Jane Austen (1775 – 1817) is the English writer who first gave the novel its distinctly modern character through her treatment of ordinary people in everyday life. Austen created the comedy of manners of middle-class life in the England of her time in such novels as Sense and Sensibility (1811), Pride and Prejudice (1813) and some others.

She was the second daughter and seventh child in a family of eight: six boys and two girls. Her closest companion was her elder sister, Cassandra, who also remained unmarried. Their father was a scholar who encouraged the love of learning in his children. His wife, Cassandra (née Leigh), was a woman of ready wit, famed for her impromptu verses and stories.

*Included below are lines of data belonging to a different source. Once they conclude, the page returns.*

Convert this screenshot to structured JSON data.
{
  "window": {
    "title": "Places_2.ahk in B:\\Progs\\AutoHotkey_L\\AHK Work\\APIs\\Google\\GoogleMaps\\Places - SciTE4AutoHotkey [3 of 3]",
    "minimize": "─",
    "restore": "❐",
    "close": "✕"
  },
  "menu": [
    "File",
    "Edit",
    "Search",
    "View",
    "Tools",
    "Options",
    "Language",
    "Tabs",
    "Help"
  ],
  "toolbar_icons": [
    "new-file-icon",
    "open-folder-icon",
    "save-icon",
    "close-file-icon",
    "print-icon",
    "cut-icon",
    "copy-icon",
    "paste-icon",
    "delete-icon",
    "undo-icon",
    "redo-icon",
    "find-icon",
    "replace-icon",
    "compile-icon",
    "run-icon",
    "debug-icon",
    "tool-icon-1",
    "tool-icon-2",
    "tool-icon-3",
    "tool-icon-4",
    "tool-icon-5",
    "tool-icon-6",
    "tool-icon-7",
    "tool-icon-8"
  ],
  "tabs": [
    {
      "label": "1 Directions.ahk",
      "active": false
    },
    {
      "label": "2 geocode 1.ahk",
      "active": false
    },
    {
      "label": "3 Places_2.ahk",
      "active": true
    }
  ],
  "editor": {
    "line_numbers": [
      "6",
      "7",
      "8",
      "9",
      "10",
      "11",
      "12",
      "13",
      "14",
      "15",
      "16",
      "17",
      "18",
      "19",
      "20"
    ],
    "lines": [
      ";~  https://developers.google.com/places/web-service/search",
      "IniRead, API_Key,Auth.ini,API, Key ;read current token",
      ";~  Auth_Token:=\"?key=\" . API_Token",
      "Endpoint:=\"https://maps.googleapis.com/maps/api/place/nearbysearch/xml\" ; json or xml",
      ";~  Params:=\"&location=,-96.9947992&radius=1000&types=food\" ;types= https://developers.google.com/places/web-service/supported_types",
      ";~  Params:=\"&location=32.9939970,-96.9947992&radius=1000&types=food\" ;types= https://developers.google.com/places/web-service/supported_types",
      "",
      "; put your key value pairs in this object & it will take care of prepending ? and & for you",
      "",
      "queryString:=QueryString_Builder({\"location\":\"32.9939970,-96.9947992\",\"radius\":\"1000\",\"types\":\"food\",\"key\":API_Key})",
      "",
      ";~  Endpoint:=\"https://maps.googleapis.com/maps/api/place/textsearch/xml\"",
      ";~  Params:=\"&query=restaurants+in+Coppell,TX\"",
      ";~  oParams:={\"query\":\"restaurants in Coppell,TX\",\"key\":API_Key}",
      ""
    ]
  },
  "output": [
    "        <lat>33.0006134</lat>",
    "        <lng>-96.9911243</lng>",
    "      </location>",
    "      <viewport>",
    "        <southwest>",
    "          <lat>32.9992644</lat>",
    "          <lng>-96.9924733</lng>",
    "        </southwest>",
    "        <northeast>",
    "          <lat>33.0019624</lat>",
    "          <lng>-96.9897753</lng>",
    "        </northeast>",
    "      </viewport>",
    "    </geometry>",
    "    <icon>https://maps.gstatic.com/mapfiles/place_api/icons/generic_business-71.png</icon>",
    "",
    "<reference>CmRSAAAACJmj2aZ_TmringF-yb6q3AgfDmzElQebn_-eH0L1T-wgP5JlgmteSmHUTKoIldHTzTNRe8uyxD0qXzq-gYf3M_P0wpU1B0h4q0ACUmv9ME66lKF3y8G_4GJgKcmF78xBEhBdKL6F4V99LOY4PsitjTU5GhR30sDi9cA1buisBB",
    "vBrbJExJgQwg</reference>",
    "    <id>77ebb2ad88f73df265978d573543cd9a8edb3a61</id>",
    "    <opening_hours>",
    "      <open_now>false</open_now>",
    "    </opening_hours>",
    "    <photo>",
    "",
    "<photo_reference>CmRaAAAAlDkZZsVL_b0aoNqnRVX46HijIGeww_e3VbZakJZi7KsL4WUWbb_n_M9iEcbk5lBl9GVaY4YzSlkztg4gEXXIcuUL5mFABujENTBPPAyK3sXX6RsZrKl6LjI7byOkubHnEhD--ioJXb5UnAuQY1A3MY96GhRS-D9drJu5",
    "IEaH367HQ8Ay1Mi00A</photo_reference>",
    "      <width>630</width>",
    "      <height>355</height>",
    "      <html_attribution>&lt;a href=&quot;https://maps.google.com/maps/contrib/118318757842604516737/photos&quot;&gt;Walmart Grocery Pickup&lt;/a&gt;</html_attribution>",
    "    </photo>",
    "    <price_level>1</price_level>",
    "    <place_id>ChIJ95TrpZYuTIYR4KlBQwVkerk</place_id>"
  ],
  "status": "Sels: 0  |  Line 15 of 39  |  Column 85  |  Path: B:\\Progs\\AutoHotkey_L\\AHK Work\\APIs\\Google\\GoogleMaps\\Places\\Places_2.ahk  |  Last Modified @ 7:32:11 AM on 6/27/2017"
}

The great family amusement was acting.

Jane Austen's lively and affectionate family circle provided a stimulating context for her writing. Her earliest-known writings date from about 1787. These contain plays, verses, short novels, and other prose and show Austen engaged in the parody of existing literary forms.

The earliest of her novels, Sense and Sensibility, was begun about 1795 as a novel-in-letters. It came out, anonymously, only in 1811.

Jane Austen's three early novels form a distinct group in which a strong element of literary satire accompanies the comic depiction of character and society.

Sense and Sensibility tells the story of the impoverished Dashwood sisters. Marianne is the heroine of “sensibility”—i.e., of openness and enthusiasm. She becomes infatuated with the attractive John Willoughby, who seems to be a romantic lover but is in reality an unscrupulous fortune hunter. He deserts her for an heiress, leaving her to learn a dose of “sense” in a wholly unromantic marriage with a staid and settled bachelor, Colonel Brandon, who is 20 years her senior. By contrast, Marianne's older sister, Elinor, is the guiding light of “sense,” or prudence and discretion, whose constancy toward her lover, Edward Ferrars, is rewarded by her marriage to him after some distressing vicissitudes.

Pride and Prejudice describes the clash between Elizabeth Bennet, the daughter of a country gentleman, and Fitzwilliam Darcy, a rich and aristocratic landowner. Although Austen shows them intrigued by each other, she reverses the convention of “first impressions”: “pride” of rank and fortune and “prejudice” against Elizabeth's inferiority of family hold Darcy aloof; while Elizabeth is equally fired both by the “pride” of self-respect and by “prejudice” against Darcy's snobbery. Ultimately, they come together in love and self-understanding. The intelligent and high-spirited Elizabeth was Jane Austen's own favourite among all her heroines and is one of the most engaging in English literature.

Although the birth of the English novel is to be seen in the first half of the 18th century in the work of Daniel Defoe, Samuel Richardson, and Henry Fielding, it is with Jane Austen that the novel takes on its distinctively modern character in the realistic treatment of unremarkable people in the unremarkable situations of everyday life. Her repeated fable of a young woman's voyage to self-discovery on the passage through love to marriage focuses upon easily recognizable aspects of life. It is this concentration upon character and personality and upon the tensions between her heroines and their society that relates her novels more closely to the modern world than to the traditions of the 18th century. It is this modernity, together with the wit, realism, and timelessness of her prose style; her shrewd, amused sympathy; and the satisfaction to be found in stories so skillfully told, in novels so beautifully constructed, that helps to explain her continuing appeal for readers of all kinds. Modern critics remain fascinated by the commanding structure and organization of the novels, by the triumphs of technique that enable the writer to lay bare the tragicomedy of existence in stories of which the events and settings are apparently so ordinary.